CASTLE BROMWICH CHURCH
Castle Bromwich which is today a fairly undistinguished suburb of Birmingham squashed up next to the M6 was once a rural village of Warwickshire and, indeed, probably pre-dates its large neighbour – interestingly Birmingham is said to have evolved from “Bromwicham” implying that Castle Bromwich (and West Bromwich nearby) have kept the original name.
The Church in Castle Bromwich probably dates from the same time as the Castle – from which the area gets its name. In 1165 the area was granted to Tickford Priory and in 1175 a Norman chapel here is mentioned being dedicated to St. Mary. It seems probably that the church was founded by either Wido de Bramewic or Alan de Bromwych – both of who took the name of the area for their own.
It seems that this first church may have been a private chapel for the Lord of the Manor, but at some point in the Norman period it seems to have been enlarged as the Parish church.
It is not altogether clear what form the medieval church would have taken, but there is an engraving from around 1700 which shows a half-timbered addition to the church which was added at its west end in the 15th Century, the other half of the church is stone built but its age is very difficult to determine.
By the 15th Century the castle had long since gone (now being just earthworks) and the nearby village of Birmingham was beginning to grow. In 1657 Orlando Bridgeman bought Castle Bromwich Hall, estate and church for his son, Sir John. His son, another Sir John, inherited in 1710 and he was responsible for the massive rebuild of Castle Bromwich Hall (much as it stands today) and for laying out the Hall Gardens (again as they have now been recreated). He also ordered the Church to be rebuilt. First off the new tower was built, around 1725. Then over the next 10 years the whole of the rest of the church was rebuilt in the then highly popular neo-classical style, the architect being thought to be William White from Worcester.
Although not readily apparent – and actually forgotten about until 1890 - the original church was not removed, remodelled or demolished, but actually built around – the new brickwork being laid directly on top of the existing stonework. This makes Castle Bromwich a rare English example of the phenomenon known as a “church within a church”.
Oddly this hidden church was not discovered until local architect Charles Bateman began looking at the church with curiosity around 1890. He was suspicious of the size of the church and began by peeling away some of the interior woodwork in the chancel. He found behind it the original medieval stone. By this time Bateman was on a mission – he clambered up in the roof of the bellringing chamber and began picking away at the 18th Century work. Behind it the posts and wooden roof of the medieval church were preserved. This truly was a church within a chuch – with the stone church having encased in brick and wood.
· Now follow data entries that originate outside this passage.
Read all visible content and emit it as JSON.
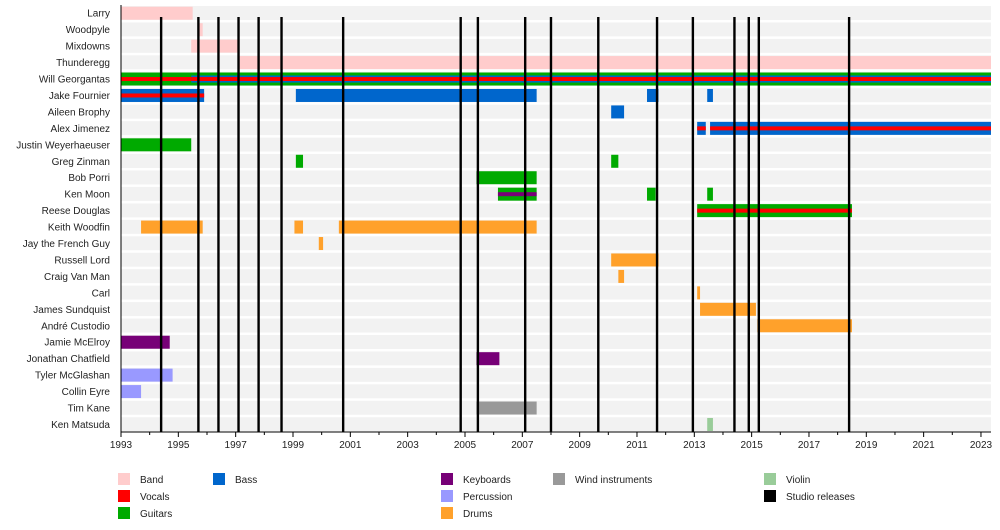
{
  "chart_data": {
    "type": "timeline",
    "title": "",
    "xlabel": "",
    "ylabel": "",
    "xlim": [
      1993,
      2023.35
    ],
    "x_ticks": [
      1993,
      1995,
      1997,
      1999,
      2001,
      2003,
      2005,
      2007,
      2009,
      2011,
      2013,
      2015,
      2017,
      2019,
      2021,
      2023
    ],
    "grid": false,
    "colors": {
      "Band": "#ffcccc",
      "Vocals": "#ff0000",
      "Guitars": "#00aa00",
      "Bass": "#0066cc",
      "Keyboards": "#770077",
      "Percussion": "#9999ff",
      "Drums": "#ffa12b",
      "Wind instruments": "#999999",
      "Violin": "#99cc99",
      "Studio releases": "#000000"
    },
    "legend": {
      "placement": "bottom",
      "entries": [
        "Band",
        "Vocals",
        "Guitars",
        "Bass",
        "Keyboards",
        "Percussion",
        "Drums",
        "Wind instruments",
        "Violin",
        "Studio releases"
      ]
    },
    "studio_releases": [
      1994.4,
      1995.7,
      1996.4,
      1997.1,
      1997.8,
      1998.6,
      2000.75,
      2004.85,
      2005.45,
      2007.1,
      2008.0,
      2009.65,
      2011.7,
      2012.95,
      2014.4,
      2014.9,
      2015.25,
      2018.4
    ],
    "rows": [
      {
        "name": "Larry",
        "bars": [
          {
            "role": "Band",
            "start": 1993.0,
            "end": 1995.5
          }
        ]
      },
      {
        "name": "Woodpyle",
        "bars": [
          {
            "role": "Band",
            "start": 1995.7,
            "end": 1995.85
          }
        ]
      },
      {
        "name": "Mixdowns",
        "bars": [
          {
            "role": "Band",
            "start": 1995.45,
            "end": 1997.1
          }
        ]
      },
      {
        "name": "Thunderegg",
        "bars": [
          {
            "role": "Band",
            "start": 1997.1,
            "end": 2023.35
          }
        ]
      },
      {
        "name": "Will Georgantas",
        "bars": [
          {
            "role": "Guitars",
            "start": 1993.0,
            "end": 2023.35,
            "overlay": "Vocals"
          },
          {
            "role": "Guitars",
            "start": 1995.45,
            "end": 2023.35,
            "overlay": "Vocals",
            "overlay2": "Bass"
          }
        ]
      },
      {
        "name": "Jake Fournier",
        "bars": [
          {
            "role": "Bass",
            "start": 1993.0,
            "end": 1995.9,
            "overlay": "Vocals"
          },
          {
            "role": "Bass",
            "start": 1999.1,
            "end": 2007.5
          },
          {
            "role": "Bass",
            "start": 2011.35,
            "end": 2011.75
          },
          {
            "role": "Bass",
            "start": 2013.45,
            "end": 2013.65
          }
        ]
      },
      {
        "name": "Aileen Brophy",
        "bars": [
          {
            "role": "Bass",
            "start": 2010.1,
            "end": 2010.55
          }
        ]
      },
      {
        "name": "Alex Jimenez",
        "bars": [
          {
            "role": "Bass",
            "start": 2013.1,
            "end": 2013.4,
            "overlay": "Vocals"
          },
          {
            "role": "Bass",
            "start": 2013.55,
            "end": 2023.35,
            "overlay": "Vocals"
          }
        ]
      },
      {
        "name": "Justin Weyerhaeuser",
        "bars": [
          {
            "role": "Guitars",
            "start": 1993.0,
            "end": 1995.45
          }
        ]
      },
      {
        "name": "Greg Zinman",
        "bars": [
          {
            "role": "Guitars",
            "start": 1999.1,
            "end": 1999.35
          },
          {
            "role": "Guitars",
            "start": 2010.1,
            "end": 2010.35
          }
        ]
      },
      {
        "name": "Bob Porri",
        "bars": [
          {
            "role": "Guitars",
            "start": 2005.4,
            "end": 2007.5
          }
        ]
      },
      {
        "name": "Ken Moon",
        "bars": [
          {
            "role": "Guitars",
            "start": 2006.15,
            "end": 2007.5,
            "overlay": "Keyboards"
          },
          {
            "role": "Guitars",
            "start": 2011.35,
            "end": 2011.65
          },
          {
            "role": "Guitars",
            "start": 2013.45,
            "end": 2013.65
          }
        ]
      },
      {
        "name": "Reese Douglas",
        "bars": [
          {
            "role": "Guitars",
            "start": 2013.1,
            "end": 2018.5,
            "overlay": "Vocals"
          }
        ]
      },
      {
        "name": "Keith Woodfin",
        "bars": [
          {
            "role": "Drums",
            "start": 1993.7,
            "end": 1995.85
          },
          {
            "role": "Drums",
            "start": 1999.05,
            "end": 1999.35
          },
          {
            "role": "Drums",
            "start": 2000.6,
            "end": 2007.5
          }
        ]
      },
      {
        "name": "Jay the French Guy",
        "bars": [
          {
            "role": "Drums",
            "start": 1999.9,
            "end": 2000.05
          }
        ]
      },
      {
        "name": "Russell Lord",
        "bars": [
          {
            "role": "Drums",
            "start": 2010.1,
            "end": 2011.75
          }
        ]
      },
      {
        "name": "Craig Van Man",
        "bars": [
          {
            "role": "Drums",
            "start": 2010.35,
            "end": 2010.55
          }
        ]
      },
      {
        "name": "Carl",
        "bars": [
          {
            "role": "Drums",
            "start": 2013.1,
            "end": 2013.2
          }
        ]
      },
      {
        "name": "James Sundquist",
        "bars": [
          {
            "role": "Drums",
            "start": 2013.2,
            "end": 2015.15
          }
        ]
      },
      {
        "name": "André Custodio",
        "bars": [
          {
            "role": "Drums",
            "start": 2015.2,
            "end": 2018.5
          }
        ]
      },
      {
        "name": "Jamie McElroy",
        "bars": [
          {
            "role": "Keyboards",
            "start": 1993.0,
            "end": 1994.7
          }
        ]
      },
      {
        "name": "Jonathan Chatfield",
        "bars": [
          {
            "role": "Keyboards",
            "start": 2005.4,
            "end": 2006.2
          }
        ]
      },
      {
        "name": "Tyler McGlashan",
        "bars": [
          {
            "role": "Percussion",
            "start": 1993.0,
            "end": 1994.8
          }
        ]
      },
      {
        "name": "Collin Eyre",
        "bars": [
          {
            "role": "Percussion",
            "start": 1993.0,
            "end": 1993.7
          }
        ]
      },
      {
        "name": "Tim Kane",
        "bars": [
          {
            "role": "Wind instruments",
            "start": 2005.4,
            "end": 2007.5
          }
        ]
      },
      {
        "name": "Ken Matsuda",
        "bars": [
          {
            "role": "Violin",
            "start": 2013.45,
            "end": 2013.65
          }
        ]
      }
    ]
  }
}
Unusually Castle Bromwich Church escaped Victorian restoration and it has allowed both the medieval and the neo-Classical versions of the church to survive to this day. The survival seems to be because the Bridgeman family lost interest in the Hall, Church and Estate and moved off to Shropshire, so no money was spent on renovation here – which has allowed us today to have the Jacobean Hall, the layouts for the original gardens and this odd church which is unimpressive to look at but very curious when you look deeper.
Charles Bateman, the discoverer of this oddity, is now lying buried in the churchyard at Castle Bromwich, perhaps very appropriately. It is a shame, perhaps, that today Castle Bromwich is so uninvitingly squeezed in between other Birmingham suburbs and the M6 as it thunders northwards.